A city in southern Brazil just enacted the country’s first legislation entirely written by AI bot ChatGPT. Normally the misadventures of a Brazilian local pol wouldn’t turn up on the EA radar, but you know—you know—that this story’s eqivilent is coming soon to our shores, if it isn’t here already
The Associated Press reports that Porto Alegre city councilman Ramiro Rosário admitted to having ChatGPT to write a proposed law aimed at preventing the city from forcing locals to pay for replacing stolen water consumption meters. He didn’t make a single change to the AI generated bill, and didn’t even tell the city council that he didn’t write it. “If I had revealed it before, the proposal certainly wouldn’t even have been taken to a vote,” Rosarío told the AP. “It would be unfair to the population to run the risk of the project not being approved simply because it was written by artificial intelligence.”
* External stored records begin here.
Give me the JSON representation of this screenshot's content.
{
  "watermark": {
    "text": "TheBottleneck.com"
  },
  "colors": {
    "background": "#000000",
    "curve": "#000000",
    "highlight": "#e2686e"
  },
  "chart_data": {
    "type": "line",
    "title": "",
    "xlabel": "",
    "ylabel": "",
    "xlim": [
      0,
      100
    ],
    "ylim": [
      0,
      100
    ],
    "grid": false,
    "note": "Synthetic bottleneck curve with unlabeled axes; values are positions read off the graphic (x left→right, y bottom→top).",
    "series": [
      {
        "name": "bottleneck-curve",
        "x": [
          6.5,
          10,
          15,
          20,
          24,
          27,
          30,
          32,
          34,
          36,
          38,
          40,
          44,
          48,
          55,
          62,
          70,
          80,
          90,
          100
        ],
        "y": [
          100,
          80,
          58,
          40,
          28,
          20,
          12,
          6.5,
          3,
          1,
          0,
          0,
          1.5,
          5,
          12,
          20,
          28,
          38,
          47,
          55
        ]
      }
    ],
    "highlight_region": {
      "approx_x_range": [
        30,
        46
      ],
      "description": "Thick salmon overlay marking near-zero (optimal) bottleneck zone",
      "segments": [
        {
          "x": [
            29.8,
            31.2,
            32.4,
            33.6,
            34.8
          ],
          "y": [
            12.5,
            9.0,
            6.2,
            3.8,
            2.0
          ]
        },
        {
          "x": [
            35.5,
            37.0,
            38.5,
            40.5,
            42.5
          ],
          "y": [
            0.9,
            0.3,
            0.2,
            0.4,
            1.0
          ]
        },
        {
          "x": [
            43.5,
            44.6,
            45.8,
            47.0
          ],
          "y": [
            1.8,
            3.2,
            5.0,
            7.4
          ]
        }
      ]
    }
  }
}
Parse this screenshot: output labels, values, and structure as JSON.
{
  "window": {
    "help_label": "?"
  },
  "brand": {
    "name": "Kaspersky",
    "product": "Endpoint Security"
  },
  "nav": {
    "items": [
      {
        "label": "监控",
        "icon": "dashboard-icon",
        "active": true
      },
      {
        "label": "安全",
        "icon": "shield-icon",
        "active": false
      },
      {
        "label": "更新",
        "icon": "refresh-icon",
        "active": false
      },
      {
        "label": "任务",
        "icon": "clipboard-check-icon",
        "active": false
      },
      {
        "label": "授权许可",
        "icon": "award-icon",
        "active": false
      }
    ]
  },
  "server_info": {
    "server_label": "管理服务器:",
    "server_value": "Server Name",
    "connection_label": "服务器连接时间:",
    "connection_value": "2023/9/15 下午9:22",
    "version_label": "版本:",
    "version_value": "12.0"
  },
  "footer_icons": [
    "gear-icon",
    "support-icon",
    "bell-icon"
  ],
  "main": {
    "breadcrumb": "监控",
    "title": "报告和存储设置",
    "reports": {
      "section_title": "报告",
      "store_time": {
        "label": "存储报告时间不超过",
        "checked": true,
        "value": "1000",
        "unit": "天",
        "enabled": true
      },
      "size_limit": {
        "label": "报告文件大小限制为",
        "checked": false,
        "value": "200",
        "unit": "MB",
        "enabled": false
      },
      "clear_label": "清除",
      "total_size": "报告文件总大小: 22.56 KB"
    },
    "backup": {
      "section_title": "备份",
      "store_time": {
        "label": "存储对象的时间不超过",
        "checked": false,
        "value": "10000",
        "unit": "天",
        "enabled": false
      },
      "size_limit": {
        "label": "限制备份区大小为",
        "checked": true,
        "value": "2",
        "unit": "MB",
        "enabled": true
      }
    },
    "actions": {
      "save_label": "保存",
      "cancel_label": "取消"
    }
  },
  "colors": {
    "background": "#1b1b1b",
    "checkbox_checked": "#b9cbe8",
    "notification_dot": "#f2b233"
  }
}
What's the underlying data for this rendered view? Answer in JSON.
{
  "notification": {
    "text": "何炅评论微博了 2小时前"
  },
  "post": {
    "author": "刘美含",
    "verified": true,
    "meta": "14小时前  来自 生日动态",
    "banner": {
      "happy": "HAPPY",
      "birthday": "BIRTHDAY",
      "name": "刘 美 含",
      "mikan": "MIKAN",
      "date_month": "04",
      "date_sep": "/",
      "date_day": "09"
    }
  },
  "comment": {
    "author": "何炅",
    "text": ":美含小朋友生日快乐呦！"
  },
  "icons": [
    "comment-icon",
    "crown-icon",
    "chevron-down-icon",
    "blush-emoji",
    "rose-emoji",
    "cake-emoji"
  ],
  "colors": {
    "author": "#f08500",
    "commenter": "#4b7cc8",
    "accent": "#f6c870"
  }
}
It’s unfair to let the public know that they are being governed by machines, or that their elected officials are too lazy or dumb to compose their own bills. Got it.
Porto Alegre’s council president Hamilton Sossmeier extolled the new law on social media and was embarrassed when its true author was revealed. He then called letting bots write legislation a “dangerous precedent.” Ya think? Massachusetts state senator Barry Finegold says that he has used AI to draft bills, but that he wants “work that is ChatGPT generated to be watermarked….I’m in favor of people using ChatGPT to write bills as long as it’s clear.” I think he means “clear that a bot was involved.” It’s ambiguous language like Barry’s sentence that makes it seem like ChatGPT is an improvement over human public servants.
These AI bots continue to make stuff up, cite imaginary sources, and lie…you know, just like real politicians. For his part, Rosario sees nothing wrong with letting a bot do the work he was elected to do. “All the tools we have developed as a civilization can be used for evil and good,” he told the AP. “That’s why we have to show how it can be used for good.”
Secretly employing a machine to do your work and not disclosing that fact is called “cheating.” Somebody explain to the councilman that cheating is not “good.”